44. The single crystalline nano-crystals of claim 40 wherein the nano-crystals are organic stereoisomers, the orientation of which matches the orientation of the surface functional group.

45. The single crystalline nano-crystals of claim 40 wherein the nano-crystals are pharmaceuticals having a solubility in water of less than 10 mg/ml.

46. The process according to claim 1 further comprising the steps of:

(E) suspending the single crystalline nano-crystals containing substrate of claim 1 in an aqueous stabilizing solution;

(F) removing the single crystalline nano-crystals from the nano-sectors by mechanical, physical or chemical means; and

(G) removing the substrate from the resulting aqueous suspension of single crystalline nano-crystals.

47. The process according to claim 46 further comprising the steps of washing and recycling the substrate to repeat the nano-crystal generating process of claim 1.

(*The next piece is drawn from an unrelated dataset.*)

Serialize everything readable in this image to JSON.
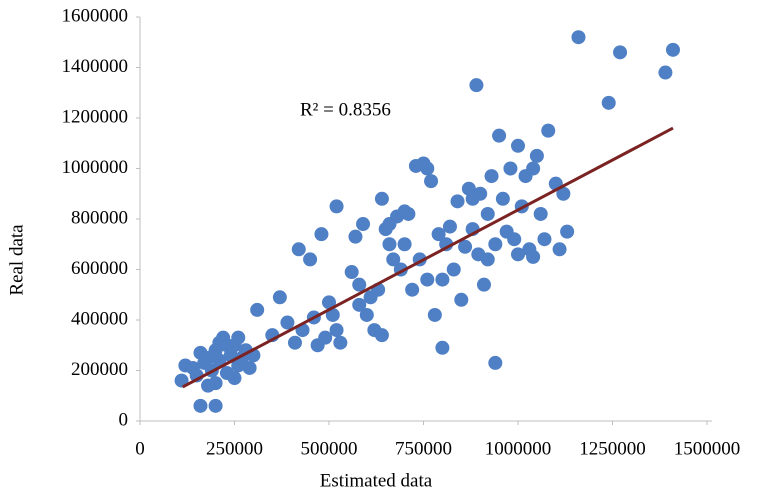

48. The process according to claim 1 further comprising the steps of:

(E) coating the single crystalline nano-crystals containing substrate of claim 1 with an aqueous stabilizing surfactant solution;

(F) suspending the coated single crystalline nano-crystals in a liquid organic medium;

(G) removing the single crystalline nano-crystals from the nano-sectors by mechanical, physical or chemical means; and

(H) removing the substrate from the resulting organic emulsion of the single crystalline nano-crystals.

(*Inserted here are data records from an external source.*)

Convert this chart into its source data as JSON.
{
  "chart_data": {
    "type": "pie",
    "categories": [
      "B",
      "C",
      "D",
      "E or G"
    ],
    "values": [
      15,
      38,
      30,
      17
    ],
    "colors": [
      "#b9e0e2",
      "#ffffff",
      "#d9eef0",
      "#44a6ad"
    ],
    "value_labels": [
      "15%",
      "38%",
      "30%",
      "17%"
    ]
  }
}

49. The process according to claim 48 further comprising the steps of washing and recycling the substrate to repeat the nano-crystal generating process of claim 1.

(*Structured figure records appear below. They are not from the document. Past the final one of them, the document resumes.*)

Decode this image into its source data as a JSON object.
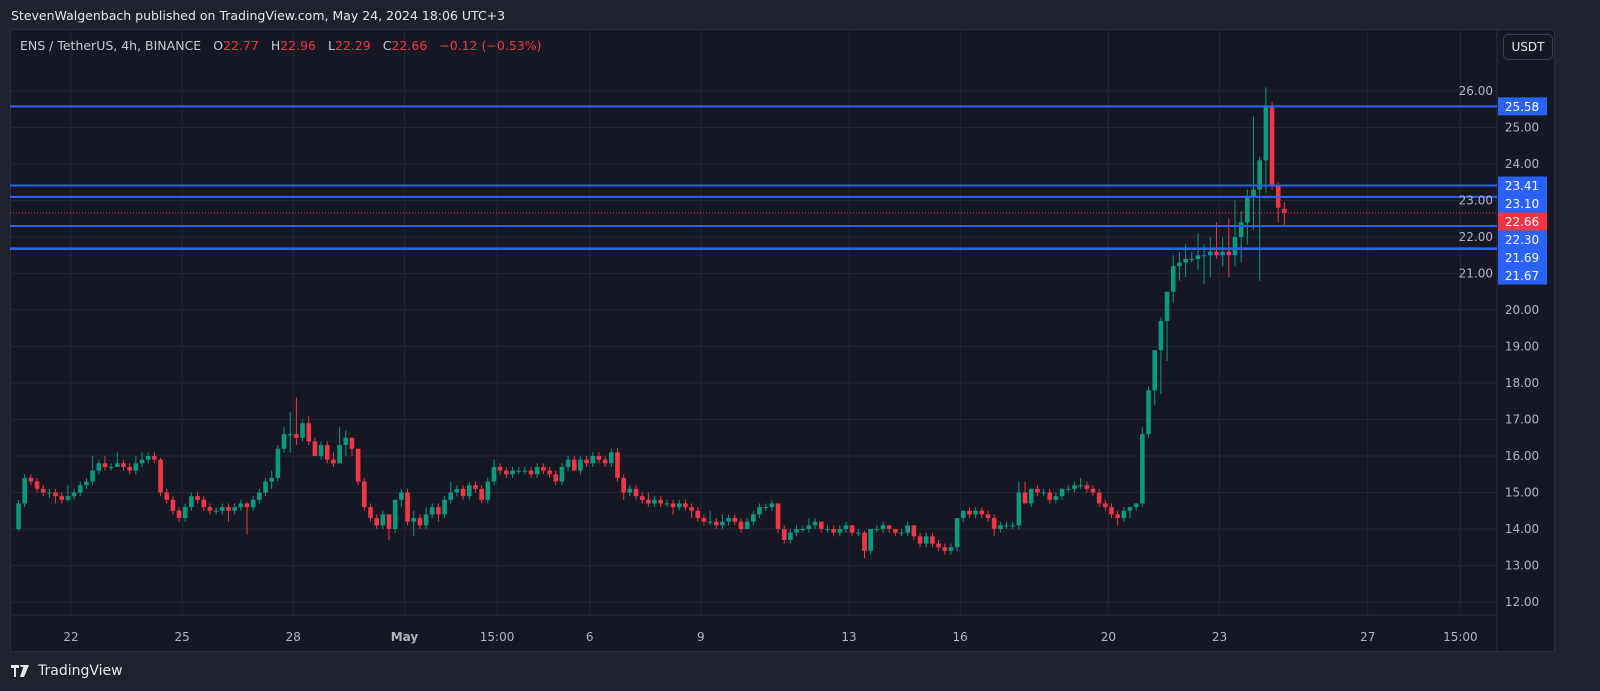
{
  "header": {
    "published": "StevenWalgenbach published on TradingView.com, May 24, 2024 18:06 UTC+3"
  },
  "legend": {
    "symbol": "ENS / TetherUS, 4h, BINANCE",
    "open_label": "O",
    "open": "22.77",
    "high_label": "H",
    "high": "22.96",
    "low_label": "L",
    "low": "22.29",
    "close_label": "C",
    "close": "22.66",
    "change": "−0.12 (−0.53%)"
  },
  "currency_button": "USDT",
  "branding": {
    "logo_text": "TradingView"
  },
  "colors": {
    "up": "#089981",
    "down": "#f23645",
    "level_line": "#2962ff",
    "last_price": "#f23645",
    "background": "#151823",
    "grid": "#232734"
  },
  "chart_data": {
    "type": "candlestick",
    "title": "ENS / TetherUS, 4h, BINANCE",
    "interval": "4h",
    "grid": true,
    "ylim": [
      12,
      26
    ],
    "y_ticks": [
      "12.00",
      "13.00",
      "14.00",
      "15.00",
      "16.00",
      "17.00",
      "18.00",
      "19.00",
      "20.00",
      "21.00",
      "22.00",
      "23.00",
      "24.00",
      "25.00",
      "26.00"
    ],
    "x_ticks": [
      {
        "label": "22",
        "day": 2
      },
      {
        "label": "25",
        "day": 5
      },
      {
        "label": "28",
        "day": 8
      },
      {
        "label": "May",
        "day": 11
      },
      {
        "label": "15:00",
        "day": 13.5
      },
      {
        "label": "6",
        "day": 16
      },
      {
        "label": "9",
        "day": 19
      },
      {
        "label": "13",
        "day": 23
      },
      {
        "label": "16",
        "day": 26
      },
      {
        "label": "20",
        "day": 30
      },
      {
        "label": "23",
        "day": 33
      },
      {
        "label": "27",
        "day": 37
      },
      {
        "label": "15:00",
        "day": 39.5
      }
    ],
    "first_candle_day": 0.5,
    "candles_per_day": 6,
    "price_levels": [
      {
        "value": 25.58,
        "label": "25.58"
      },
      {
        "value": 23.41,
        "label": "23.41"
      },
      {
        "value": 23.1,
        "label": "23.10"
      },
      {
        "value": 22.3,
        "label": "22.30"
      },
      {
        "value": 21.69,
        "label": "21.69"
      },
      {
        "value": 21.67,
        "label": "21.67"
      }
    ],
    "last_price": {
      "value": 22.66,
      "label": "22.66"
    },
    "ohlc": [
      [
        14.0,
        14.8,
        13.95,
        14.7
      ],
      [
        14.7,
        15.5,
        14.6,
        15.4
      ],
      [
        15.4,
        15.5,
        15.2,
        15.3
      ],
      [
        15.3,
        15.4,
        15.0,
        15.1
      ],
      [
        15.1,
        15.2,
        14.9,
        15.0
      ],
      [
        15.0,
        15.1,
        14.85,
        15.0
      ],
      [
        15.0,
        15.1,
        14.7,
        14.9
      ],
      [
        14.9,
        15.0,
        14.7,
        14.8
      ],
      [
        14.8,
        15.2,
        14.75,
        14.9
      ],
      [
        14.9,
        15.1,
        14.8,
        15.0
      ],
      [
        15.0,
        15.3,
        14.9,
        15.2
      ],
      [
        15.2,
        15.4,
        15.1,
        15.3
      ],
      [
        15.3,
        16.0,
        15.2,
        15.6
      ],
      [
        15.6,
        15.9,
        15.5,
        15.8
      ],
      [
        15.8,
        16.0,
        15.6,
        15.7
      ],
      [
        15.7,
        15.8,
        15.6,
        15.7
      ],
      [
        15.7,
        16.1,
        15.7,
        15.8
      ],
      [
        15.8,
        15.9,
        15.6,
        15.7
      ],
      [
        15.7,
        15.8,
        15.5,
        15.6
      ],
      [
        15.6,
        16.0,
        15.5,
        15.8
      ],
      [
        15.8,
        16.1,
        15.7,
        15.9
      ],
      [
        15.9,
        16.1,
        15.8,
        16.0
      ],
      [
        16.0,
        16.1,
        15.8,
        15.9
      ],
      [
        15.9,
        15.95,
        14.9,
        15.0
      ],
      [
        15.0,
        15.1,
        14.7,
        14.8
      ],
      [
        14.8,
        14.9,
        14.4,
        14.5
      ],
      [
        14.5,
        14.6,
        14.2,
        14.3
      ],
      [
        14.3,
        14.7,
        14.2,
        14.6
      ],
      [
        14.6,
        15.0,
        14.5,
        14.9
      ],
      [
        14.9,
        15.0,
        14.7,
        14.8
      ],
      [
        14.8,
        14.9,
        14.5,
        14.6
      ],
      [
        14.6,
        14.7,
        14.4,
        14.5
      ],
      [
        14.5,
        14.6,
        14.4,
        14.5
      ],
      [
        14.5,
        14.7,
        14.4,
        14.6
      ],
      [
        14.6,
        14.7,
        14.2,
        14.5
      ],
      [
        14.5,
        14.7,
        14.4,
        14.6
      ],
      [
        14.6,
        14.8,
        14.5,
        14.7
      ],
      [
        14.7,
        14.75,
        13.85,
        14.6
      ],
      [
        14.6,
        14.9,
        14.5,
        14.8
      ],
      [
        14.8,
        15.1,
        14.7,
        15.0
      ],
      [
        15.0,
        15.4,
        14.9,
        15.3
      ],
      [
        15.3,
        15.6,
        15.1,
        15.4
      ],
      [
        15.4,
        16.3,
        15.3,
        16.2
      ],
      [
        16.2,
        16.8,
        16.1,
        16.6
      ],
      [
        16.6,
        17.2,
        16.1,
        16.6
      ],
      [
        16.6,
        17.6,
        16.3,
        16.5
      ],
      [
        16.5,
        17.0,
        16.4,
        16.9
      ],
      [
        16.9,
        17.1,
        16.3,
        16.4
      ],
      [
        16.4,
        16.5,
        16.0,
        16.0
      ],
      [
        16.0,
        16.4,
        15.9,
        16.3
      ],
      [
        16.3,
        16.4,
        15.8,
        15.9
      ],
      [
        15.9,
        16.1,
        15.7,
        15.8
      ],
      [
        15.8,
        16.8,
        15.8,
        16.3
      ],
      [
        16.3,
        16.7,
        16.0,
        16.5
      ],
      [
        16.5,
        16.5,
        16.0,
        16.2
      ],
      [
        16.2,
        16.2,
        15.2,
        15.3
      ],
      [
        15.3,
        15.4,
        14.5,
        14.6
      ],
      [
        14.6,
        14.7,
        14.2,
        14.3
      ],
      [
        14.3,
        14.4,
        14.0,
        14.1
      ],
      [
        14.1,
        14.5,
        14.0,
        14.4
      ],
      [
        14.4,
        14.4,
        13.7,
        14.0
      ],
      [
        14.0,
        14.8,
        13.9,
        14.8
      ],
      [
        14.8,
        15.1,
        14.6,
        15.0
      ],
      [
        15.0,
        15.1,
        14.1,
        14.2
      ],
      [
        14.2,
        14.5,
        13.8,
        14.3
      ],
      [
        14.3,
        14.4,
        14.0,
        14.1
      ],
      [
        14.1,
        14.6,
        14.0,
        14.4
      ],
      [
        14.4,
        14.7,
        14.3,
        14.6
      ],
      [
        14.6,
        14.7,
        14.2,
        14.4
      ],
      [
        14.4,
        14.9,
        14.3,
        14.8
      ],
      [
        14.8,
        15.3,
        14.7,
        15.0
      ],
      [
        15.0,
        15.2,
        14.9,
        15.1
      ],
      [
        15.1,
        15.2,
        14.8,
        14.9
      ],
      [
        14.9,
        15.3,
        14.8,
        15.2
      ],
      [
        15.2,
        15.3,
        15.0,
        15.1
      ],
      [
        15.1,
        15.2,
        14.7,
        14.8
      ],
      [
        14.8,
        15.4,
        14.7,
        15.3
      ],
      [
        15.3,
        15.9,
        15.2,
        15.7
      ],
      [
        15.7,
        15.8,
        15.5,
        15.6
      ],
      [
        15.6,
        15.7,
        15.4,
        15.5
      ],
      [
        15.5,
        15.7,
        15.4,
        15.6
      ],
      [
        15.6,
        15.7,
        15.5,
        15.6
      ],
      [
        15.6,
        15.7,
        15.5,
        15.6
      ],
      [
        15.6,
        15.7,
        15.4,
        15.5
      ],
      [
        15.5,
        15.8,
        15.4,
        15.7
      ],
      [
        15.7,
        15.8,
        15.5,
        15.6
      ],
      [
        15.6,
        15.7,
        15.4,
        15.5
      ],
      [
        15.5,
        15.6,
        15.2,
        15.3
      ],
      [
        15.3,
        15.8,
        15.2,
        15.7
      ],
      [
        15.7,
        16.0,
        15.6,
        15.9
      ],
      [
        15.9,
        16.0,
        15.6,
        15.6
      ],
      [
        15.6,
        16.0,
        15.5,
        15.9
      ],
      [
        15.9,
        16.0,
        15.7,
        15.8
      ],
      [
        15.8,
        16.1,
        15.7,
        16.0
      ],
      [
        16.0,
        16.1,
        15.8,
        15.9
      ],
      [
        15.9,
        16.0,
        15.7,
        15.8
      ],
      [
        15.8,
        16.2,
        15.7,
        16.1
      ],
      [
        16.1,
        16.2,
        15.3,
        15.4
      ],
      [
        15.4,
        15.5,
        14.8,
        15.0
      ],
      [
        15.0,
        15.2,
        14.9,
        15.1
      ],
      [
        15.1,
        15.2,
        14.8,
        14.9
      ],
      [
        14.9,
        15.0,
        14.7,
        14.8
      ],
      [
        14.8,
        15.0,
        14.6,
        14.7
      ],
      [
        14.7,
        14.9,
        14.6,
        14.8
      ],
      [
        14.8,
        14.9,
        14.6,
        14.7
      ],
      [
        14.7,
        14.8,
        14.6,
        14.7
      ],
      [
        14.7,
        14.8,
        14.4,
        14.6
      ],
      [
        14.6,
        14.8,
        14.5,
        14.7
      ],
      [
        14.7,
        14.8,
        14.5,
        14.6
      ],
      [
        14.6,
        14.7,
        14.3,
        14.5
      ],
      [
        14.5,
        14.6,
        14.2,
        14.3
      ],
      [
        14.3,
        14.4,
        14.1,
        14.2
      ],
      [
        14.2,
        14.5,
        14.1,
        14.2
      ],
      [
        14.2,
        14.3,
        14.0,
        14.1
      ],
      [
        14.1,
        14.4,
        14.0,
        14.2
      ],
      [
        14.2,
        14.4,
        14.1,
        14.3
      ],
      [
        14.3,
        14.4,
        14.1,
        14.2
      ],
      [
        14.2,
        14.3,
        13.9,
        14.0
      ],
      [
        14.0,
        14.3,
        14.0,
        14.2
      ],
      [
        14.2,
        14.5,
        14.1,
        14.4
      ],
      [
        14.4,
        14.7,
        14.3,
        14.6
      ],
      [
        14.6,
        14.7,
        14.5,
        14.6
      ],
      [
        14.6,
        14.8,
        14.5,
        14.7
      ],
      [
        14.7,
        14.7,
        13.9,
        14.0
      ],
      [
        14.0,
        14.1,
        13.6,
        13.7
      ],
      [
        13.7,
        14.0,
        13.6,
        13.9
      ],
      [
        13.9,
        14.1,
        13.8,
        14.0
      ],
      [
        14.0,
        14.1,
        13.9,
        14.0
      ],
      [
        14.0,
        14.3,
        13.9,
        14.1
      ],
      [
        14.1,
        14.3,
        14.0,
        14.2
      ],
      [
        14.2,
        14.2,
        13.9,
        14.0
      ],
      [
        14.0,
        14.1,
        13.9,
        14.0
      ],
      [
        14.0,
        14.1,
        13.8,
        13.9
      ],
      [
        13.9,
        14.1,
        13.8,
        14.0
      ],
      [
        14.0,
        14.2,
        13.9,
        14.1
      ],
      [
        14.1,
        14.1,
        13.8,
        13.9
      ],
      [
        13.9,
        14.0,
        13.8,
        13.9
      ],
      [
        13.9,
        13.95,
        13.2,
        13.4
      ],
      [
        13.4,
        14.0,
        13.3,
        14.0
      ],
      [
        14.0,
        14.1,
        13.9,
        14.0
      ],
      [
        14.0,
        14.2,
        13.9,
        14.1
      ],
      [
        14.1,
        14.1,
        13.9,
        14.0
      ],
      [
        14.0,
        14.0,
        13.8,
        13.9
      ],
      [
        13.9,
        14.0,
        13.8,
        13.9
      ],
      [
        13.9,
        14.2,
        13.8,
        14.1
      ],
      [
        14.1,
        14.1,
        13.7,
        13.8
      ],
      [
        13.8,
        13.9,
        13.5,
        13.6
      ],
      [
        13.6,
        13.9,
        13.5,
        13.8
      ],
      [
        13.8,
        13.9,
        13.5,
        13.6
      ],
      [
        13.6,
        13.7,
        13.4,
        13.5
      ],
      [
        13.5,
        13.6,
        13.3,
        13.4
      ],
      [
        13.4,
        13.6,
        13.3,
        13.5
      ],
      [
        13.5,
        14.3,
        13.4,
        14.3
      ],
      [
        14.3,
        14.5,
        14.2,
        14.5
      ],
      [
        14.5,
        14.6,
        14.3,
        14.4
      ],
      [
        14.4,
        14.6,
        14.3,
        14.5
      ],
      [
        14.5,
        14.6,
        14.3,
        14.4
      ],
      [
        14.4,
        14.5,
        14.2,
        14.3
      ],
      [
        14.3,
        14.4,
        13.8,
        14.0
      ],
      [
        14.0,
        14.2,
        13.9,
        14.1
      ],
      [
        14.1,
        14.2,
        14.0,
        14.1
      ],
      [
        14.1,
        14.2,
        14.0,
        14.1
      ],
      [
        14.1,
        15.3,
        14.0,
        15.0
      ],
      [
        15.0,
        15.3,
        14.7,
        14.7
      ],
      [
        14.7,
        15.1,
        14.6,
        15.1
      ],
      [
        15.1,
        15.2,
        14.9,
        15.0
      ],
      [
        15.0,
        15.1,
        14.9,
        15.0
      ],
      [
        15.0,
        15.1,
        14.7,
        14.8
      ],
      [
        14.8,
        15.0,
        14.7,
        14.9
      ],
      [
        14.9,
        15.1,
        14.8,
        15.1
      ],
      [
        15.1,
        15.2,
        15.0,
        15.1
      ],
      [
        15.1,
        15.3,
        15.0,
        15.2
      ],
      [
        15.2,
        15.4,
        15.1,
        15.2
      ],
      [
        15.2,
        15.3,
        15.0,
        15.1
      ],
      [
        15.1,
        15.2,
        14.9,
        15.0
      ],
      [
        15.0,
        15.1,
        14.6,
        14.7
      ],
      [
        14.7,
        14.8,
        14.5,
        14.6
      ],
      [
        14.6,
        14.7,
        14.3,
        14.4
      ],
      [
        14.4,
        14.5,
        14.1,
        14.3
      ],
      [
        14.3,
        14.6,
        14.2,
        14.5
      ],
      [
        14.5,
        14.6,
        14.3,
        14.6
      ],
      [
        14.6,
        14.7,
        14.5,
        14.7
      ],
      [
        14.7,
        16.8,
        14.6,
        16.6
      ],
      [
        16.6,
        17.9,
        16.5,
        17.8
      ],
      [
        17.8,
        18.9,
        17.4,
        18.9
      ],
      [
        18.9,
        19.8,
        17.7,
        19.7
      ],
      [
        19.7,
        20.5,
        18.6,
        20.5
      ],
      [
        20.5,
        21.5,
        20.2,
        21.2
      ],
      [
        21.2,
        21.6,
        20.8,
        21.3
      ],
      [
        21.3,
        21.8,
        20.9,
        21.4
      ],
      [
        21.4,
        21.6,
        21.3,
        21.4
      ],
      [
        21.4,
        22.1,
        21.1,
        21.5
      ],
      [
        21.5,
        21.8,
        20.7,
        21.5
      ],
      [
        21.5,
        22.0,
        20.9,
        21.6
      ],
      [
        21.6,
        22.4,
        21.4,
        21.5
      ],
      [
        21.5,
        22.0,
        21.2,
        21.6
      ],
      [
        21.6,
        22.5,
        20.9,
        21.5
      ],
      [
        21.5,
        23.0,
        21.2,
        22.0
      ],
      [
        22.0,
        22.7,
        21.3,
        22.4
      ],
      [
        22.4,
        23.3,
        21.8,
        23.1
      ],
      [
        23.1,
        25.3,
        22.2,
        23.3
      ],
      [
        23.3,
        24.2,
        20.8,
        24.1
      ],
      [
        24.1,
        26.1,
        23.2,
        25.6
      ],
      [
        25.6,
        25.7,
        23.3,
        23.4
      ],
      [
        23.4,
        23.5,
        22.4,
        22.8
      ],
      [
        22.77,
        22.96,
        22.29,
        22.66
      ]
    ]
  }
}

50. The process according to claim 3 further comprising the steps of:

(E) drying the single crystalline nano-crystals containing substrate of claim 3 with a carrier gas to create a fluidized bed;

(F) removing the nano-crystals from the nano-sectors by sonication of the fluid bed;

(G) elutriating the nano-crystals from the fluid bed by the carrier gas; and

(H) passing the carrier gas containing the elutriated nano-crystals through another fluid bed containing porous media to produce a porous solid with embedded nano-crystals.

51. The process according to claim 50 further comprising the steps of washing and recycling the substrate to repeat the nano-crystal generating process of claim 1.

52. The process according to claim 1 further comprising the steps of:

(E) drying the single crystalline nano-crystals containing substrate;

(F) removing the single crystalline nano-crystals from the nano-sectors by sonication in a carrier gas;

(G) elutriating the nano-crystals from the substrate with the carrier gas; and

(H) passing the carrier gas containing the elutriated nano-crystals through a fluid bed containing porous media to produce a porous solid with embedded nano-crystals.

53. The process for producing single crystalline nano-crystals according to claim 52 further comprising the steps of washing and recycling the substrate to repeat the nano-crystal generating process of claim 1.

54. A method of treating a mammal with an effective amount of a pharmaceutical of claim 45 which comprises: placing the single-crystal nano-crystals of said pharmaceutical inline to an intravenous feed system; dissolving said nano-crystals in the intravenous fluid in said feed system; and administering the intravenous fluid containing the pharmaceutical to said mammal.

55. A method of treating a mammal which comprises: orally administering to said mammal an effective amount of the single-crystal nano-crystals of the pharmaceutical of claim 45.